The evolution of acquired resistance to TAM treatment was discovered using MCF-7 tumours transplanted in athymic mice to mimic years of adjuvant treatment in patients [6], [7], [8]. Long-term therapy generates selection pressure for cell populations that evolve from acquired TAM resistance, ubiquitously observed in metastatic breast cancer, to eventually expose a vulnerability that is expressed as oestrogen (E₂)-induced apoptosis [8], [9], [10]. Acquired resistance to TAM or other selective ER modulators (SERMs) is unique in that the growth of resistant tumours is dependent on SERMs [6], [7], [8]. Acquired TAM resistance during the treatment of metastatic breast cancer occurs within one or two years [11], consistent with the model of SERM resistance in athymic mice [6], [8]. An AI (depleting E₂) or fulvestrant (ICI 182,780; a pure antioestrogen that destroys the ER) is effective as second-line therapy after TAM failure [12], [13]. Thus, it appears that acquired resistance to SERMs is initially able to utilise either E₂ or a SERM as the growth stimulus in ER-positive TAM-resistant breast tumours. However, no mechanism has been established to explain this paradox.
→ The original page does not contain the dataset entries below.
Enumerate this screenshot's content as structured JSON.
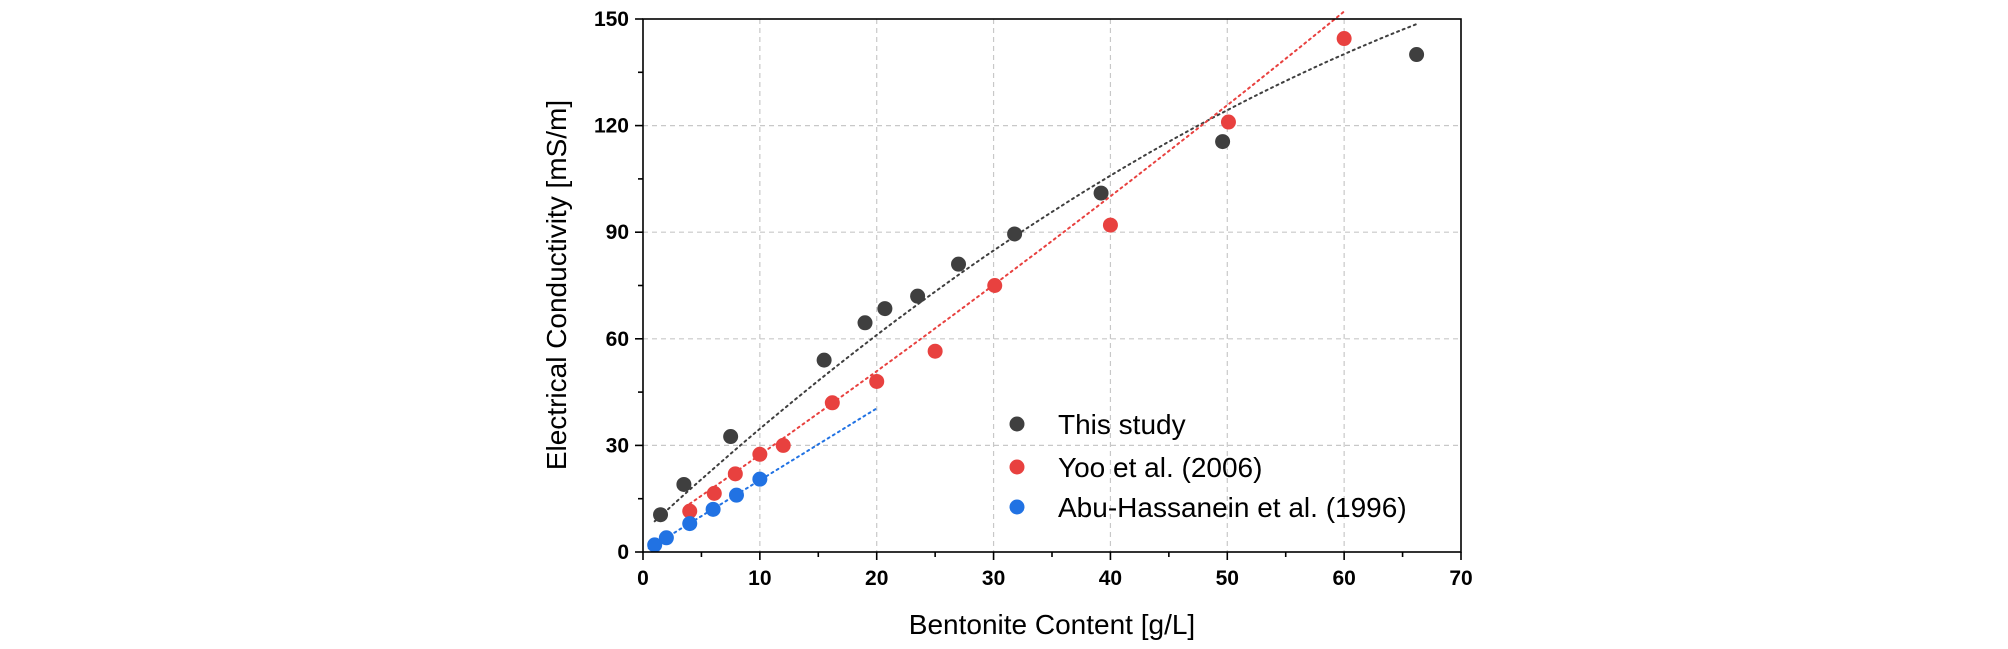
{
  "chart_data": {
    "type": "scatter",
    "xlabel": "Bentonite Content [g/L]",
    "ylabel": "Electrical Conductivity [mS/m]",
    "xlim": [
      0,
      70
    ],
    "ylim": [
      0,
      150
    ],
    "xticks": [
      0,
      10,
      20,
      30,
      40,
      50,
      60,
      70
    ],
    "yticks": [
      0,
      30,
      60,
      90,
      120,
      150
    ],
    "grid": true,
    "legend_position": "bottom-right",
    "series": [
      {
        "name": "This study",
        "color": "#3f3f3f",
        "x": [
          1.5,
          3.5,
          7.5,
          15.5,
          19.0,
          20.7,
          23.5,
          27.0,
          31.8,
          39.2,
          49.6,
          66.2
        ],
        "y": [
          10.5,
          19.0,
          32.5,
          54.0,
          64.5,
          68.5,
          72.0,
          81.0,
          89.5,
          101.0,
          115.5,
          140.0
        ],
        "trend": {
          "x_start": 1.0,
          "x_end": 66.2,
          "coeffs": [
            5.6,
            3.04,
            -0.0133
          ]
        }
      },
      {
        "name": "Yoo et al. (2006)",
        "color": "#e8413f",
        "x": [
          4.0,
          6.1,
          7.9,
          10.0,
          12.0,
          16.2,
          20.0,
          25.0,
          30.1,
          40.0,
          50.1,
          60.0
        ],
        "y": [
          11.5,
          16.5,
          22.0,
          27.5,
          30.0,
          42.0,
          48.0,
          56.5,
          75.0,
          92.0,
          121.0,
          144.5
        ],
        "trend": {
          "x_start": 4.0,
          "x_end": 60.0,
          "coeffs": [
            4.5,
            2.25,
            0.0035
          ]
        }
      },
      {
        "name": "Abu-Hassanein et al. (1996)",
        "color": "#2172e3",
        "x": [
          1.0,
          2.0,
          4.0,
          6.0,
          8.0,
          10.0
        ],
        "y": [
          2.0,
          4.0,
          8.0,
          12.0,
          16.0,
          20.5
        ],
        "trend": {
          "x_start": 0.5,
          "x_end": 20.0,
          "coeffs": [
            0.0,
            2.02,
            0.0
          ]
        }
      }
    ]
  }
}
We describe a new model of antihormone-resistant breast cancer in vitro that exhibits the characteristics of acquired TAM resistance in vivo. The MCF-7:5C cell line emerged unexpectedly from an established MCF-7 cell line after long-term E₂ deprivation, i.e. simulated AI resistance [14]. The E₂-deprived cell lines [14], [15] created from MCF-7 cells have the unique ability to undergo E₂-induced apoptosis that has clinical significance for the treatment [16] and prevention of breast cancer [17]. We discovered that if a c-Src inhibitor is applied, E₂-induced apoptosis is initially blocked in MCF-7:5C cells [18], but with extended treatment, E₂-stimulated growth re-emerges [19]. A stable cell line, MCF-7:PF is established [19], [20]. Unexpectedly, the derived cell line MCF-7:PF was found to mimic the SERM/E₂-stimulated models in vivo [6], thereby providing the opportunity to decipher the mechanism of SERM-stimulated growth. Here, we provide evidence that 4-hydroxytamoxifen (4-OHT)-stimulated growth of MCF-7:PF is ER-dependent despite suppression of classical ER-target genes. However, 4-OHT functions as an agonist to enhance the non-genomic activity of ER and activates focal adhesion molecules to further increase phosphorylation of insulin-like growth factor-1 receptor beta (IGF-1Rβ). All of these events promote 4-OHT-stimulated cell growth. Overall, the sustained inhibition of nuclear ER-signalling causes broad activation of membrane-associated signalling to aid breast cancer cell survival during the selection process required for acquired TAM resistance.